Advantages of Classification.—The following questions may arise: What advantages come from the classification, and who are benefited? The advantages come to those having access to the books. If one goes to a library to get a volume by Arnold Bennett it makes no difference to the individual whether the library is classified or not if he cannot go to the shelves and pick out the book for himself. Likewise, if he wants Young’s Astronomy he will probably get the book more quickly if he asks the attendant to get it than if he tries to get it himself, supposing he does have access to the shelves. But the time when the reader gets the most help from the classification is when he wants to examine a number of books on astronomy and can go to the shelves and find the books on that subject all in one place. Then he can easily find what different writers have to say about the habitability of Mars or he can find what book appeals to him as being the most interesting and can borrow it for home use. Any investigator finds access to the shelves of a well classified library an immense help.
An Aid to the Librarian.—Another person who is greatly benefited by classification is the librarian, and it is just as important that he be helped as that the reader be helped. He is, however, helped in a different way. He knows what the system of classification in use in the library is and with the outlines of this scheme in mind he goes through the library and finds out where it is strong and where it is weak and can plan future purchases accordingly. If, for example, he finds on the shelves little of value on photography he will make a note of it and buy more books on that subject when funds are available. If he finds that there is an undue supply of travel on hand, he will note that also and buy fewer books in that class in the future. Without the help of classification the librarian would overlook many such irregularities. In an unclassified library they would be discovered only through a long and tedious investigation. His only recourse would be the catalog and that is not so well adapted to answer such questions.

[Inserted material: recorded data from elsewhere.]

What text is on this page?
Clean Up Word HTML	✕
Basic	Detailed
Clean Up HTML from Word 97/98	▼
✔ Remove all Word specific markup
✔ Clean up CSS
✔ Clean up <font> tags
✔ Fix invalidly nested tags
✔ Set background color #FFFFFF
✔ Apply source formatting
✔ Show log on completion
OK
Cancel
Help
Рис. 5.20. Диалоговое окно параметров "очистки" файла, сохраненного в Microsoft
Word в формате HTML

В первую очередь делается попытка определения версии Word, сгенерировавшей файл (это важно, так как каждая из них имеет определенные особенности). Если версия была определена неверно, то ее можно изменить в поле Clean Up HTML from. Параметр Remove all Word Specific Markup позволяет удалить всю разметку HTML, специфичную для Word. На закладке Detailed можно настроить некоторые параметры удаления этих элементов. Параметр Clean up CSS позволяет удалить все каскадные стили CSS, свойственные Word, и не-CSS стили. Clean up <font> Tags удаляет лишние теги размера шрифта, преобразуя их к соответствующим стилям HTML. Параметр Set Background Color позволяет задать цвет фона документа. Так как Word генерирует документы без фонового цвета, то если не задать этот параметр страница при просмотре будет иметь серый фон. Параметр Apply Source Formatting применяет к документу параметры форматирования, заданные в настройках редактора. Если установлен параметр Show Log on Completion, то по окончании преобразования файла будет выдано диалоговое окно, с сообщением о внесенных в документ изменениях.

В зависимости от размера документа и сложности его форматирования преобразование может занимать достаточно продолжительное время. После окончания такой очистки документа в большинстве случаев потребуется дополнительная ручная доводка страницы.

Basis of Classification.—The next question is, what shall be the basis of classification. It is obvious that this basis should be sought in the character of the books themselves and should be applied with constant reference to the reader and his needs. In regard to the first point, character of the books, we know that books have been written on all kinds of subjects,—religion, law, history, medicine, etc. and that those subjects form the only rational basis for classification. A classification based on these distinctions is the only one that helps the reader. If a man comes to the library to investigate a particular point in medicine, it is clear that it will help him if he finds all the medical books together rather than all the books grouped according to their date of purchase by the library.